Dr. Mohamed Abdelhack, Centre for Addiction and Mental Health
Scientific publication
Abdelhack M, Zhukovsky P, Milic M, Harita S, Wainberg M, Tripathy SJ, Griffiths JD, Hill SL, Felsky D. Opposing brain signatures of sleep in task-based and resting-state conditions. Nat Commun. 2023 Dec 1;14(1):7927.
Large-scale analysis reveals opposing brain signatures of sleep in task-based and resting-state conditions
Sleep and depression have a complex birectional relationship. For example, while most people suffering from depression also suffer from insomnia, others report hypersomnia. Contradictory results are also seen in scientific studies of this relationship. A new study by Mohamed Abdelhack and colleagues analyzed how brain signals change with differences in sleep habits, depression symptoms, and cognitive abilities in over 30,000 people. By performing such large scale and comprehensive analyses, they reveal opposing relationships between change in brain signals when a person is doing a task and when they are not (resting state). These results provide important insights into the relationship between depressive symptoms and sleep in the general population.
By analysis data from over 30,000 participants from UK-Biobank and Human Connectome Project, the researchers found contradictions in brain-wide associations of sleep and depression depending on participant’s state. The researchers found brain regions were hyperconnected under resting conditions with insomnia and depression. These results indicate that, in insomnia and depression, resting-state dynamics are resembling those of rested-wakefulness. The brain is signalling a lack of need for sleep which could signal hyperarousal.
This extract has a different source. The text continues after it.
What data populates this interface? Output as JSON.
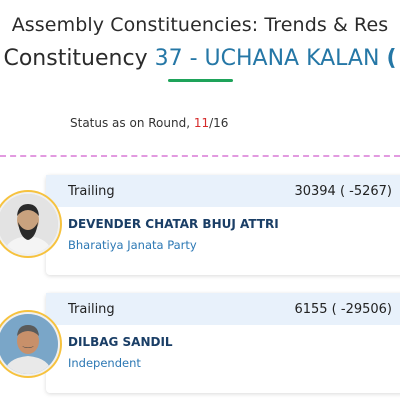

When the researcher analysed data from people while they were performing a task, they instead observed a drop in connection between brain regions, which could be signifying a “local sleep” phase which decreases the cognitive performance as the brain is unable to recruit its resources to perform the task.
This publication shows counterintuitive results where neural signatures of sleep and depression when the participant was doing a task contradicted those when the participant was not doing any task (resting state). It highlights the importance of probing the effect of mental health in different conditions. These results could also guide advances in clinical practice to investigate more details of sleep habits to optimize care plans while also tracking the cognitive load of patients to assess treatment efficacy.
About Dr. Mohamed Abdelhack
Mohamed is a Postdoctoral Fellow at the Whole Person and Population Modelling laboratory at the Krembil Centre for Neuroinformatics working on using statistical analysis of big data and machine/deep learning to model mental health and psychiatric disorders. He mainly uses fMRI imaging, statistical data analysis, and computational modelling.
He previously worked as a Postdoctoral Researcher in Washington University in St. Louis where he was building machine learning models to predict post-surgical medical complications. He also worked as a researcher in Kyoto University Hospital studying neural activity markers of Schizophrenia using brain decoding and deep learning techniques. His doctoral work in Kyoto University focused on using deep learning models to understand robustness of human brain in recognizing degraded visual input.
He also founded the Arabs in Neuroscience (AiN) not-for-profit, which is a grassroots organization that aims to enhance education and research among Arabic-speaking scientists and students all over the world. Through AiN, he runs an online introductory course in computational neuroscience. He is also a teaching assistant at the Computational Neuroscience Imbizo summer school and a member of The Africa I Know non-profit.
Website: https://mabdelhack.github.io/
Twitter handle: @mabdelhack
Sources of funding
This study was funded by grants for Daniel Felsky from The Koerner Family Foundation New Scientist Program, The Krembil Foundation, the Canadian Institutes of Health Research, the Canadian Foundation for Innovation, and the CAMH Discovery Fund. Author Mohamed Abdelhack was further supported by the CAMH womenmind postdoctoral fellowship.